Я живу всегда как мне хочется, как придется,
только вечно помню тебя как свое начало,
и сжимаю зубы, уже кровоточат десны,
если б ты услышал все это, то промолчал бы.
За окном закат на цыпочках вновь крадется.
4.
как сказала выше, на тебя похожа.
не случайно вышло, в зеркале, ну вот же:
губы эти, брови и твои манеры,
мы с тобою схожи, в это с детства верю.
все друг другу вторят, говорят, как эхо –
и сестра в роддоме, и соседка сверху.
тут простой сценарий, нечего и думать:
знала, ты – Гагарин. потому что умер.
с кем ты говоришь там? я тебя не слышу,
думала – приедешь, думала – напишешь.
папа, дай ответ мне. разве заслужила?
я же стала старше. значит, мне по силам.
5.
а надежда смотрит, кривит лицо,
головой мотает, не одобряя
ни стихов, ни мыслей.
мне был отцом –
но ни разу не был со мною рядом.
пока я ребенком искала твердь,
ту планету, что стала бы мне опорой –
ты тонул в бутылке,
как и теперь.
и на стук мой только задернул шторы.
но теперь не нужен, из мыслей вон
на листок оставшимися словами.
ты прошел,
как самый ужасный сон.
правда, зря я не верила раньше маме.
* * *
каждый по-своему воин
каждый по-своему бьется
с дикой вечерней тоскою
с полным отсутствием солнца
с первым морозом осенним
с телом, которое ломит
бьется с разбега о стены
стены любимого дома
кто-то глаза закрывает
боль уменьшается вдвое
ты засыпаешь не зная
ты самый сильный воин
* * *
Два путника, зажав по фонарю,
одновременно движутся во тьме
разлуку умножая на зарю,
хотя бы и не встретившись в уме.
(Иосиф Бродский)
И я просыпаюсь который раз
в объятиях своих оков.
Да, Бродский когда-то писал о нас
в одном из своих стихов.
И я, просыпаясь в холодной мгле,
смотрю на тебя извне.
Как будто бы через десятки лет
ты снова приснишься мне.
И я засыпаю в бессилье глаз,
в дыхании томных трав.
Да, Бродский когда-то писал о нас.
И он оказался прав.
* * *
У вас есть работа – пятнадцатилетний стаж,
ребенок – он плачет и вечно сбивает с толку.

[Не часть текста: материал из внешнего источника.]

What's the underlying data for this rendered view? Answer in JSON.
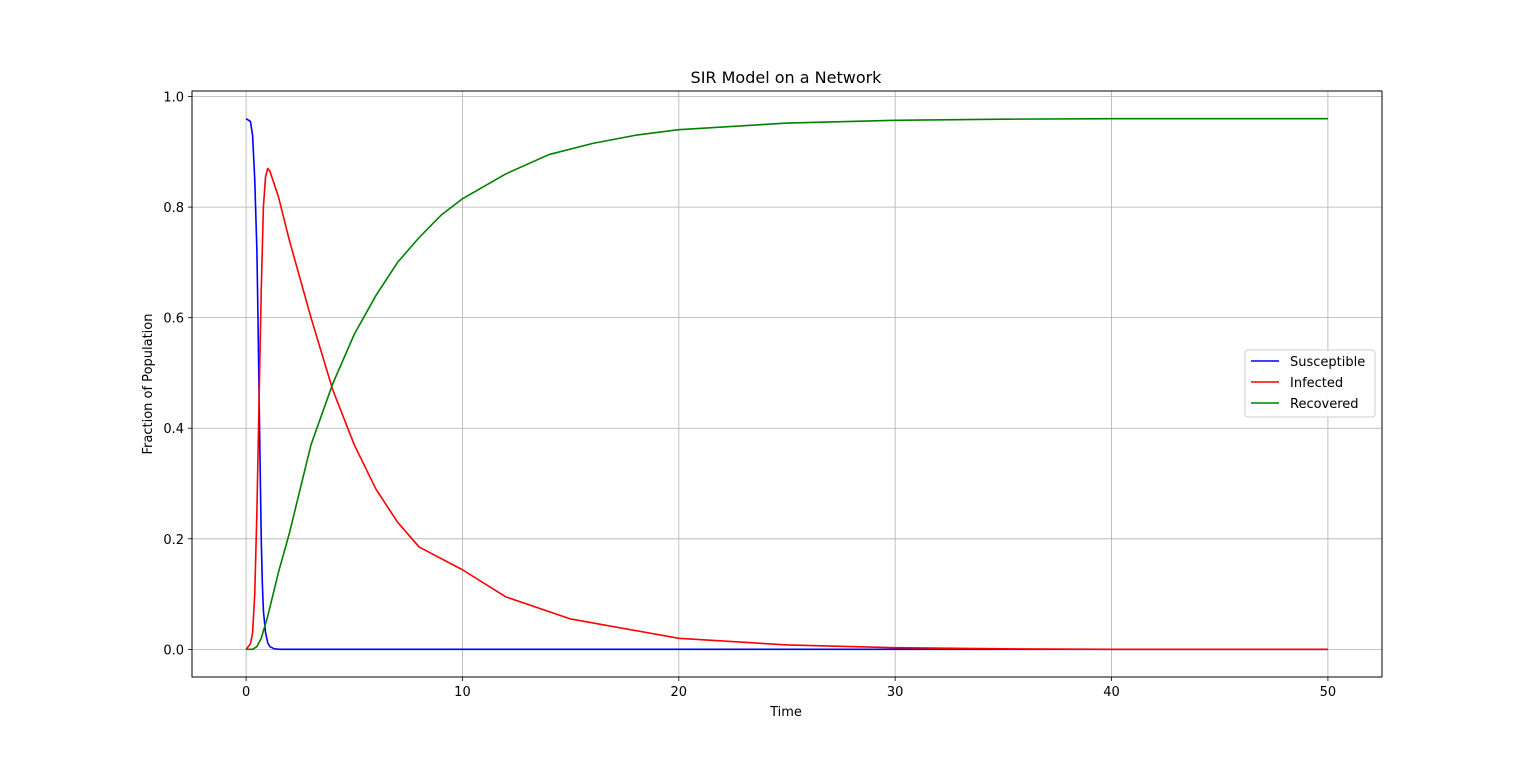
{
  "chart_data": {
    "type": "line",
    "title": "SIR Model on a Network",
    "xlabel": "Time",
    "ylabel": "Fraction of Population",
    "xlim": [
      -2.5,
      52.5
    ],
    "ylim": [
      -0.05,
      1.01
    ],
    "xticks": [
      0,
      10,
      20,
      30,
      40,
      50
    ],
    "xtick_labels": [
      "0",
      "10",
      "20",
      "30",
      "40",
      "50"
    ],
    "yticks": [
      0.0,
      0.2,
      0.4,
      0.6,
      0.8,
      1.0
    ],
    "ytick_labels": [
      "0.0",
      "0.2",
      "0.4",
      "0.6",
      "0.8",
      "1.0"
    ],
    "grid": true,
    "legend_position": "center-right",
    "series": [
      {
        "name": "Susceptible",
        "color": "#0000ff",
        "x": [
          0,
          0.2,
          0.3,
          0.4,
          0.5,
          0.55,
          0.6,
          0.65,
          0.7,
          0.75,
          0.8,
          0.9,
          1.0,
          1.1,
          1.3,
          1.6,
          2,
          5,
          10,
          20,
          30,
          40,
          50
        ],
        "y": [
          0.96,
          0.955,
          0.93,
          0.85,
          0.72,
          0.6,
          0.46,
          0.33,
          0.2,
          0.12,
          0.07,
          0.03,
          0.012,
          0.005,
          0.001,
          0.0,
          0.0,
          0.0,
          0.0,
          0.0,
          0.0,
          0.0,
          0.0
        ]
      },
      {
        "name": "Infected",
        "color": "#ff0000",
        "x": [
          0,
          0.2,
          0.3,
          0.4,
          0.5,
          0.6,
          0.7,
          0.8,
          0.9,
          1.0,
          1.1,
          1.5,
          2,
          3,
          4,
          5,
          6,
          7,
          8,
          10,
          12,
          15,
          20,
          25,
          30,
          35,
          40,
          45,
          50
        ],
        "y": [
          0.0,
          0.01,
          0.03,
          0.1,
          0.25,
          0.45,
          0.65,
          0.8,
          0.855,
          0.87,
          0.865,
          0.818,
          0.74,
          0.6,
          0.47,
          0.37,
          0.29,
          0.23,
          0.185,
          0.144,
          0.095,
          0.055,
          0.02,
          0.008,
          0.003,
          0.001,
          0.0,
          0.0,
          0.0
        ]
      },
      {
        "name": "Recovered",
        "color": "#008000",
        "x": [
          0,
          0.3,
          0.5,
          0.7,
          1.0,
          1.5,
          2,
          3,
          4,
          5,
          6,
          7,
          8,
          9,
          10,
          12,
          14,
          16,
          18,
          20,
          25,
          30,
          35,
          40,
          45,
          50
        ],
        "y": [
          0.0,
          0.0,
          0.005,
          0.02,
          0.06,
          0.14,
          0.21,
          0.37,
          0.48,
          0.57,
          0.64,
          0.7,
          0.745,
          0.785,
          0.815,
          0.86,
          0.895,
          0.915,
          0.93,
          0.94,
          0.952,
          0.957,
          0.959,
          0.96,
          0.96,
          0.96
        ]
      }
    ]
  }
}
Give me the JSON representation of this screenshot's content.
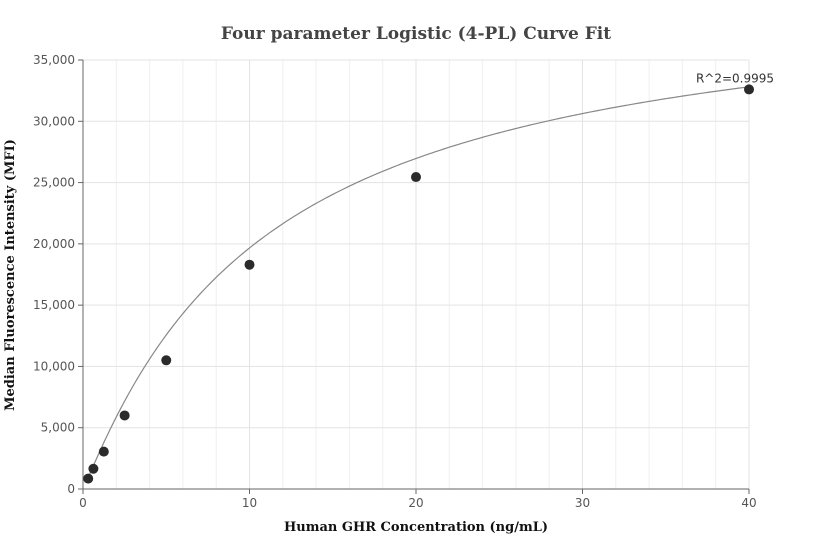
{
  "chart_data": {
    "type": "scatter",
    "title": "Four parameter Logistic (4-PL) Curve Fit",
    "xlabel": "Human GHR Concentration (ng/mL)",
    "ylabel": "Median Fluorescence Intensity (MFI)",
    "xlim": [
      0,
      40
    ],
    "ylim": [
      0,
      35000
    ],
    "x_ticks": [
      0,
      10,
      20,
      30,
      40
    ],
    "y_ticks": [
      0,
      5000,
      10000,
      15000,
      20000,
      25000,
      30000,
      35000
    ],
    "y_tick_labels": [
      "0",
      "5,000",
      "10,000",
      "15,000",
      "20,000",
      "25,000",
      "30,000",
      "35,000"
    ],
    "grid": true,
    "series": [
      {
        "x": [
          0.3125,
          0.625,
          1.25,
          2.5,
          5,
          10,
          20,
          40
        ],
        "y": [
          850,
          1650,
          3050,
          6000,
          10500,
          18300,
          25450,
          32600
        ]
      }
    ],
    "fit_curve": {
      "model": "4-PL",
      "a": 0,
      "b": 1.06,
      "c": 10.8,
      "d": 41000,
      "color": "#888888"
    },
    "annotation": "R^2=0.9995",
    "point_color": "#2b2b2b"
  }
}
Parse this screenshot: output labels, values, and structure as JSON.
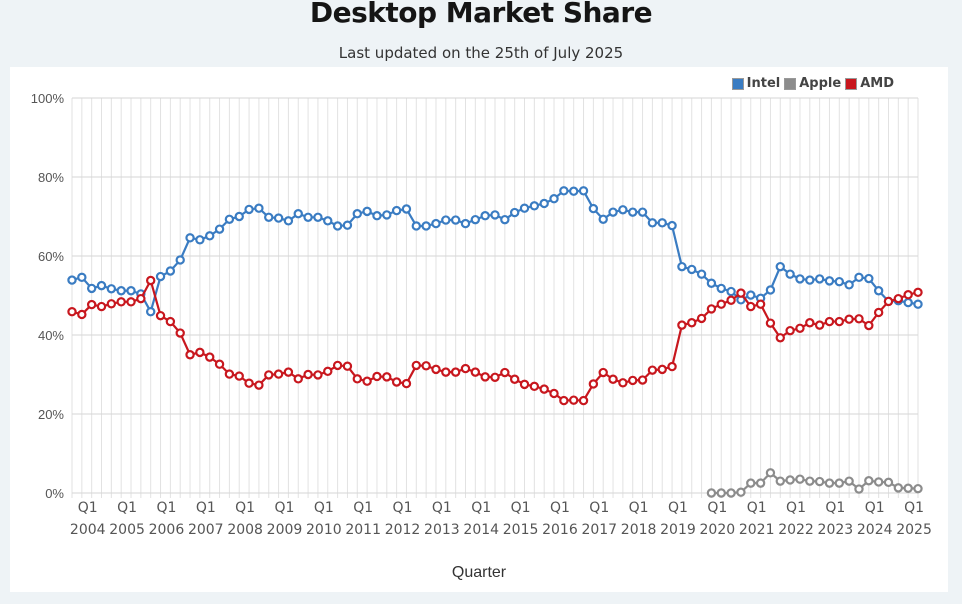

У меня – только книга и тоненький карандаш,
и серебряный крестик болтается под футболкой.
У вас есть надежда – на отпуск до декабря,
но не выполнен план, недоволен опять начальник.
У меня в рукавах минуты, прожитые не зря,
и в полночь в который раз закипает чайник.
У вас есть семья, машина, есть нелюбимый муж,
прожит давно самый лучший из жизни год.
У меня за окном стая самых суровых стуж,
у меня есть любовь – а больше нет ничего.